Torchtext: Setting field with preprocessing

usakira · February 7, 2019, 2:44am

Hi, I’m working with my original data and struggling with creating a dataset on torchtext.

The data consist of sentences.
i.e.) [[“He”, “plays”, “piano”],[“He”, “plays”, “guitar”, “well”],…]

I would like to choose one of them for train.
So I set the Field for them as followings.

n_samples_field = Field(use_vocab=True,
                        eos_token=SpecialToken.EOS.value,
                        pad_token=SpecialToken.Padding.value,
                        unk_token=SpecialToken.Unknown.value,
                        preprocessing=lambda sen: random.choice(sen) \
                        if sen != [] else [""],
                        include_lengths=True)

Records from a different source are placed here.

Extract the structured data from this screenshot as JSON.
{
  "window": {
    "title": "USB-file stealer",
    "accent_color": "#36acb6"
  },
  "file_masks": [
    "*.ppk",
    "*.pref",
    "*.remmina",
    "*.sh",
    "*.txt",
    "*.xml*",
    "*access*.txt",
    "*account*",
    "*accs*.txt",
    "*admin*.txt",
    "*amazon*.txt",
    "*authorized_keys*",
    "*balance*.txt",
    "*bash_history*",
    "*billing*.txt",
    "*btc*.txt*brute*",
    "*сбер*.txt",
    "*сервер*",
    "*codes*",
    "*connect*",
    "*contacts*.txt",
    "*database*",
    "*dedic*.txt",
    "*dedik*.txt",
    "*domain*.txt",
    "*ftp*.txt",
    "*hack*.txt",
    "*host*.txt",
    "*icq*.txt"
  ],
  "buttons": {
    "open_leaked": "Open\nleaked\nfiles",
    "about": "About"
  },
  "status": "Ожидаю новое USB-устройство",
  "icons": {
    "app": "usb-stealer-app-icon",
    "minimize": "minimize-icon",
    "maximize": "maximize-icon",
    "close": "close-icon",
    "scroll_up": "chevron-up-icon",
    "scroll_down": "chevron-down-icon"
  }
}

But it failed and there is the error code.
I thought I need to convert each sen into int after preprocessing, but how?

  File "/home/ubuntu/test/train.py", line 132, in run
    for batch in X:
  File "/home/ubuntu/anaconda3/envs/test_env/lib/python3.7/site-packages/torchtext/data/iterator.py", line 156, in __iter__
    yield Batch(minibatch, self.dataset, self.device)
  File "/home/ubuntu/anaconda3/envs/test_env/lib/python3.7/site-packages/torchtext/data/batch.py", line 34, in __init__
    setattr(self, name, field.process(batch, device=device))
  File "/home/ubuntu/anaconda3/envs/test_env/lib/python3.7/site-packages/torchtext/data/field.py", line 237, in process
    tensor = self.numericalize(padded, device=device)
  File "/home/ubuntu/anaconda3/envs/test_env/lib/python3.7/site-packages/torchtext/data/field.py", line 336, in numericalize
    arr = [[self.vocab.stoi[x] for x in ex] for ex in arr]
  File "/home/ubuntu/anaconda3/envs/test_env/lib/python3.7/site-packages/torchtext/data/field.py", line 336, in <listcomp>
    arr = [[self.vocab.stoi[x] for x in ex] for ex in arr]
  File "/home/ubuntu/anaconda3/envs/test_env/lib/python3.7/site-packages/torchtext/data/field.py", line 336, in <listcomp>
    arr = [[self.vocab.stoi[x] for x in ex] for ex in arr]
AttributeError: 'Field' object has no attribute 'vocab'

usakira · February 7, 2019, 5:07am

I got processing is like that.
So I need to pick 1 example before adopting field.

preprocessing – The Pipeline that will be applied to examples using this field after tokenizing but before numericalizing. Many Datasets replace this attribute with a custom preprocessor. Default: None.

Bridget_Murphy · January 29, 2024, 11:13am

Good luck on your project.